Large corporations, ably assisted by the Big Four auditing firms, have fine-tuned the processes and documentation needed to show compliance. After Siemens experienced their scandals in 2007, anti-corruption training courses were held compulsorily throughout the company – mainly to assist in the negotiations with the SEC and minimise the extent of the inevitable fine. The training courses were conducted by staff from KPMG and I was disappointed but not surprised that the trainers either did not have the intellectual capacity to see – or perhaps did not want to see – the distinction between corruption and non-compliance.

There is no excuse for corporations to abdicate from ethical responsibility and satisfy themselves with the appearance of compliance. By taking the position that unacceptable behaviour is only that which is non-compliant they have, of course, also defined everything else that can be done as being acceptable. But it does not stop with just the officers of the corporation. It extends to ownership. Normally an owner is expected to take some responsibility for his property. But yet, no shareholder is really willing or able or required to take his share of the responsibility for the ethical conduct of a corporation he partially owns. And this is so even though the shareholder, as an individual, may well have an admirable code of ethics of his own.

The financial world has been particularly aggressive in promoting the notion that ethics has no place in business, and only the limits set by law have been acknowledged  and accepted as constraints on behaviour. Since law is retrospective this has allowed the creation of strange and wonderful financial and trading products in areas where the law has been silent and lawmakers have not yet written any laws. In such areas, where there is also an absence of any guidance from any ethical code, financial bubbles and dubious practices have grown unfettered by any constraints.
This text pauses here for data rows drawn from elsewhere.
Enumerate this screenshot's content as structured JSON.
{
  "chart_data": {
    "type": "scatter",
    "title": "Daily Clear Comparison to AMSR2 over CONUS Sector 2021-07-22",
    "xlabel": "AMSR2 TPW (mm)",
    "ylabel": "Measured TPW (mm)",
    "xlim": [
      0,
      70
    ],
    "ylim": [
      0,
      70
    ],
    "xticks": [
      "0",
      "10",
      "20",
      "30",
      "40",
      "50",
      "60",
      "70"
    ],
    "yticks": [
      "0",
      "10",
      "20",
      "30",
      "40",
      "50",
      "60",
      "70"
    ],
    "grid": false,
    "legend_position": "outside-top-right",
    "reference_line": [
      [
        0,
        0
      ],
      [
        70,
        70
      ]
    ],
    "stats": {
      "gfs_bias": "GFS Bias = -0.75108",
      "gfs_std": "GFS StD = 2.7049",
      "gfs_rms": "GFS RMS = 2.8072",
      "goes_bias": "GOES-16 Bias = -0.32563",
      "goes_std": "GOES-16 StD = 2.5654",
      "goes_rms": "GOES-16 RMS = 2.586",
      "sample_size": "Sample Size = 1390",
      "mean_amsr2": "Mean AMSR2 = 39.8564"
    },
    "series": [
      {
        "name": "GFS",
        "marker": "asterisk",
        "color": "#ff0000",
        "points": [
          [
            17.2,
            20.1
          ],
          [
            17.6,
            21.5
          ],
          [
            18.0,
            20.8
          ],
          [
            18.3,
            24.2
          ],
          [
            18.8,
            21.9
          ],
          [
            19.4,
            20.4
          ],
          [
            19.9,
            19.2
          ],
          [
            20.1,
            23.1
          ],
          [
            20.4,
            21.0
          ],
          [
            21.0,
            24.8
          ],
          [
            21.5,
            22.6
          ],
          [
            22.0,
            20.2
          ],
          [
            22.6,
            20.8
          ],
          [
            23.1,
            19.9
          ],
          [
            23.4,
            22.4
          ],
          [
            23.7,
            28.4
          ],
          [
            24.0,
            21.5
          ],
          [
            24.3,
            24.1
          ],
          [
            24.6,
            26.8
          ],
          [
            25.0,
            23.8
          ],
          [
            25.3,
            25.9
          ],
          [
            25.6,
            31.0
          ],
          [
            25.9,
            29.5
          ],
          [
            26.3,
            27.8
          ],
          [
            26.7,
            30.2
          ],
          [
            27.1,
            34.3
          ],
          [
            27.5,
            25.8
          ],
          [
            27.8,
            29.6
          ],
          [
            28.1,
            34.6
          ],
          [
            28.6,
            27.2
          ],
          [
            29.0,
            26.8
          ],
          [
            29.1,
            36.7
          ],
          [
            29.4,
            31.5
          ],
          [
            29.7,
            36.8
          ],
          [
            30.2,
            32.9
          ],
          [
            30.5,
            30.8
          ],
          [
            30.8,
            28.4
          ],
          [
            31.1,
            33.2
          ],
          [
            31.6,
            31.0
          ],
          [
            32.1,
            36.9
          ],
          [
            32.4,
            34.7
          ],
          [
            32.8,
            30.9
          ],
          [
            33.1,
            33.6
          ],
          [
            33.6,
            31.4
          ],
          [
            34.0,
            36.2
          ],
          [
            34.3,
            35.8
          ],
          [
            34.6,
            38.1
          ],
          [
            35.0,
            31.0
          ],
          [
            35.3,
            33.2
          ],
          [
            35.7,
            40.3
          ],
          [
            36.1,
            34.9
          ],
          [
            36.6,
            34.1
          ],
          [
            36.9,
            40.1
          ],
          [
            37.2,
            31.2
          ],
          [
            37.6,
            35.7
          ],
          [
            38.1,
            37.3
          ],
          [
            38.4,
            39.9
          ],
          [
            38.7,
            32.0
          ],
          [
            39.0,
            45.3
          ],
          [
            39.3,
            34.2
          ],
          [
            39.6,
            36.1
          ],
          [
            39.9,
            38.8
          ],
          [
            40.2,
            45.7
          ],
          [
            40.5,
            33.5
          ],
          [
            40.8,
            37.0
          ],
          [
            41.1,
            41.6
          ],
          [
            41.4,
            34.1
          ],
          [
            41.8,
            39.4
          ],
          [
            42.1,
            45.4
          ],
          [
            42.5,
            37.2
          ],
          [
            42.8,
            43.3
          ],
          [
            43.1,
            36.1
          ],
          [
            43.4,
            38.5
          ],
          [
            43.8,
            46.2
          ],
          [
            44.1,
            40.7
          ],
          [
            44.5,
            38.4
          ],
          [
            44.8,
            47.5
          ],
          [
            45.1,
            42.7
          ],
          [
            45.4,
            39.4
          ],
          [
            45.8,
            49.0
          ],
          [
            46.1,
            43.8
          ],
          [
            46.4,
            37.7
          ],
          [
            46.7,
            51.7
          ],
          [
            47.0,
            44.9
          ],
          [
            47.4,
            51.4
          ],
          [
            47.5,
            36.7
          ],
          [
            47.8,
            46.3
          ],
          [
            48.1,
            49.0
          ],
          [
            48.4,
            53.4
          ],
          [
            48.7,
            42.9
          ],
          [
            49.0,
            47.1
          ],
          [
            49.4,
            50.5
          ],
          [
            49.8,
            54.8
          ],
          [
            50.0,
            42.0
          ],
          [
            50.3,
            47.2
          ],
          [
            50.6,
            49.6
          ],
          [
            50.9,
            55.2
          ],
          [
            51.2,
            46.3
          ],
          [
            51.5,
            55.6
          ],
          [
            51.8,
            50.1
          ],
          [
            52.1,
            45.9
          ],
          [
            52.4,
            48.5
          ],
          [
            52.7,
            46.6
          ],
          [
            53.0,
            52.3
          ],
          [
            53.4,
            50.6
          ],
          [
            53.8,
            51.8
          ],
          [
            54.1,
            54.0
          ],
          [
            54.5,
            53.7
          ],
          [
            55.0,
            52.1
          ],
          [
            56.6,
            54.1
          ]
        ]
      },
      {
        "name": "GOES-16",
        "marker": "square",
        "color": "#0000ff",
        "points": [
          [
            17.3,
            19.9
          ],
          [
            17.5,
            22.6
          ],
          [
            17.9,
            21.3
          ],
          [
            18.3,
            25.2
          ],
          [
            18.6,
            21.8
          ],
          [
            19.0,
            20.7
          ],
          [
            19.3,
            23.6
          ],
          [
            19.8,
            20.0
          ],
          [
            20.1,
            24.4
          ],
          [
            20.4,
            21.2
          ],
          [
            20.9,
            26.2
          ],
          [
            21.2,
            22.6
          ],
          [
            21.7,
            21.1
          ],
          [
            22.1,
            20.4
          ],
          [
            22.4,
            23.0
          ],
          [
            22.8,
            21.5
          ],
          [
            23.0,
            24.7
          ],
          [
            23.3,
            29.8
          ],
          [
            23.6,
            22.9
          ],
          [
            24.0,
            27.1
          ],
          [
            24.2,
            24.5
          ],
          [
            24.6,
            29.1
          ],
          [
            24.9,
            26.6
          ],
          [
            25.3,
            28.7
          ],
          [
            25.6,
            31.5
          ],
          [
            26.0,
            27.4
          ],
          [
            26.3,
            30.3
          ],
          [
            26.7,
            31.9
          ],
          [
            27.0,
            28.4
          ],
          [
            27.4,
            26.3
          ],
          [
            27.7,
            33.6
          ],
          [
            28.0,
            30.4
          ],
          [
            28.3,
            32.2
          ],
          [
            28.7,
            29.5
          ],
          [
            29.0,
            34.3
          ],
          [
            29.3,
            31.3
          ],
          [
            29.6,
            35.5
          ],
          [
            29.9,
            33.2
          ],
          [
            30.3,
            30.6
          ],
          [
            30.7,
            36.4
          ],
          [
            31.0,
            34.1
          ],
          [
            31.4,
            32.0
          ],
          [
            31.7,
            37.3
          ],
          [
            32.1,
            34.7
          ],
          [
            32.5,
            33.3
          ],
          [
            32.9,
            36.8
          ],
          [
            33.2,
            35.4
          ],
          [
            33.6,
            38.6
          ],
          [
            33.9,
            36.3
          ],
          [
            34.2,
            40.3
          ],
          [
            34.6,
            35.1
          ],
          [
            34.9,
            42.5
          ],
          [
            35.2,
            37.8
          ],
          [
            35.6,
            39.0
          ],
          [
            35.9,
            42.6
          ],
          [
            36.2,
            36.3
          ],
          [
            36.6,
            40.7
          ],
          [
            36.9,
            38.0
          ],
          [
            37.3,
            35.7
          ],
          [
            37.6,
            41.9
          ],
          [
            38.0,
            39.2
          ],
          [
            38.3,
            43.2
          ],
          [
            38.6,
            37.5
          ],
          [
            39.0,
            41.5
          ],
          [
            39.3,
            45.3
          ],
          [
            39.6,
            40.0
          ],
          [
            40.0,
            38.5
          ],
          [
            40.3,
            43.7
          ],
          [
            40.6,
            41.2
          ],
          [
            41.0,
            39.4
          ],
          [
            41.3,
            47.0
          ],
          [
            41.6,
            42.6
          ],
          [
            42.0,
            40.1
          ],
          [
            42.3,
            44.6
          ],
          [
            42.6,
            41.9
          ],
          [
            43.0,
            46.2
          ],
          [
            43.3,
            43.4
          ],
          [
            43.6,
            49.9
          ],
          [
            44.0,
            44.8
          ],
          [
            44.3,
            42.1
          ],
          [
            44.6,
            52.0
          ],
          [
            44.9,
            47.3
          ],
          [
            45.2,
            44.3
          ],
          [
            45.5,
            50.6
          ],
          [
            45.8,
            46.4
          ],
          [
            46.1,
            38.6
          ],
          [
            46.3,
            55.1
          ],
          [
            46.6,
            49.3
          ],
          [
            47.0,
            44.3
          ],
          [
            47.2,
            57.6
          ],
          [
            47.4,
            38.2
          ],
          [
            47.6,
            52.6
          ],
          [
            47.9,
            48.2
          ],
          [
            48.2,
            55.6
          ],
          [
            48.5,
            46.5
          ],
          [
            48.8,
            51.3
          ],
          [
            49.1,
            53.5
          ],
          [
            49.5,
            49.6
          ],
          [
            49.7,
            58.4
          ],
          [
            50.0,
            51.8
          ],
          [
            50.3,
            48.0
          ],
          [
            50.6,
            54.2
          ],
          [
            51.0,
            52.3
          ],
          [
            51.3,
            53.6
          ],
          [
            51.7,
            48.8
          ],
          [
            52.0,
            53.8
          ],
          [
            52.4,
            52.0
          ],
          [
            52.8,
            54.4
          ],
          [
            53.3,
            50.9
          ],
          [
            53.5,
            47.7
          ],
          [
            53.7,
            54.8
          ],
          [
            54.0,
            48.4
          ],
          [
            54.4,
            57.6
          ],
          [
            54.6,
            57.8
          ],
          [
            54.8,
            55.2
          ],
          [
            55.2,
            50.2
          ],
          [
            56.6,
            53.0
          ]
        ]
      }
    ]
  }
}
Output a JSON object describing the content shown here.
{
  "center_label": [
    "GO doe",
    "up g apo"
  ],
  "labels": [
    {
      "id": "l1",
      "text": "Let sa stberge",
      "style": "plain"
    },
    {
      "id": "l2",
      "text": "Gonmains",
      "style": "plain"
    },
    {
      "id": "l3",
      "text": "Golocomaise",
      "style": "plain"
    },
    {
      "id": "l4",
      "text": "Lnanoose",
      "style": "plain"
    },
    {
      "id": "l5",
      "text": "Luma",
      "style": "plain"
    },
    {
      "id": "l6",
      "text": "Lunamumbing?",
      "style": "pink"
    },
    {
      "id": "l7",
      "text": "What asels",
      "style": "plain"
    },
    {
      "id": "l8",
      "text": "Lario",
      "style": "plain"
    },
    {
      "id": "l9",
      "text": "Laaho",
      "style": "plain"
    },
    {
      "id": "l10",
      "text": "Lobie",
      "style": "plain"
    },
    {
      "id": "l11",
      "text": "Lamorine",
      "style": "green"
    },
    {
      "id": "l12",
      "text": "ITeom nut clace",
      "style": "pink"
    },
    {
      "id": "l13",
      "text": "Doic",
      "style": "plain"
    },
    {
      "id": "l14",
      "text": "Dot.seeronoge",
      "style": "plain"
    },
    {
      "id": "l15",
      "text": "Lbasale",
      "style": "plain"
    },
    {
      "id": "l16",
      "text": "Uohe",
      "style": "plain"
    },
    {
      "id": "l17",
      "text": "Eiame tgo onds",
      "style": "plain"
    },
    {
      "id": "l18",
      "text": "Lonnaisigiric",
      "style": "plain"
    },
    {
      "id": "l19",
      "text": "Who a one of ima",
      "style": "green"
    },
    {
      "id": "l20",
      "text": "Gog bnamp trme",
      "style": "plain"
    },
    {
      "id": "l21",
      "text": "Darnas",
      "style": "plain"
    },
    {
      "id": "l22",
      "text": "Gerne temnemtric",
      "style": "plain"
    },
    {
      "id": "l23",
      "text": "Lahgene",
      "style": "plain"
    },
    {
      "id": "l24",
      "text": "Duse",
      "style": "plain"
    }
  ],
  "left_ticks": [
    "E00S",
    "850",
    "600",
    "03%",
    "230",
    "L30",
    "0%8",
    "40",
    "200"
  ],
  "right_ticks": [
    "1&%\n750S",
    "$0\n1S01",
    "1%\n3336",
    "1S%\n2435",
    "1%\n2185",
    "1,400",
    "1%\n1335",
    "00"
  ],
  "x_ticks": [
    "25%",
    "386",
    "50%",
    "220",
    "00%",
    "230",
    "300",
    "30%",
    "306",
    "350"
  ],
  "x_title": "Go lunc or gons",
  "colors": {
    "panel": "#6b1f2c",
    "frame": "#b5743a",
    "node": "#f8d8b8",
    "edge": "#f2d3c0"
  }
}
In my view, an organisation cannot isolate itself from the social environment it is surrounded by. It must have an explicit view of its own integrity and therefore of its own ethical code. Merely being compliant with law is insufficient. The owners must be party to this. It is time to bring these into the main-stream of management and into the fundamental vocabulary of a manager. Not for the sake of public relations or for avoiding criticism but because it is the right thing to do.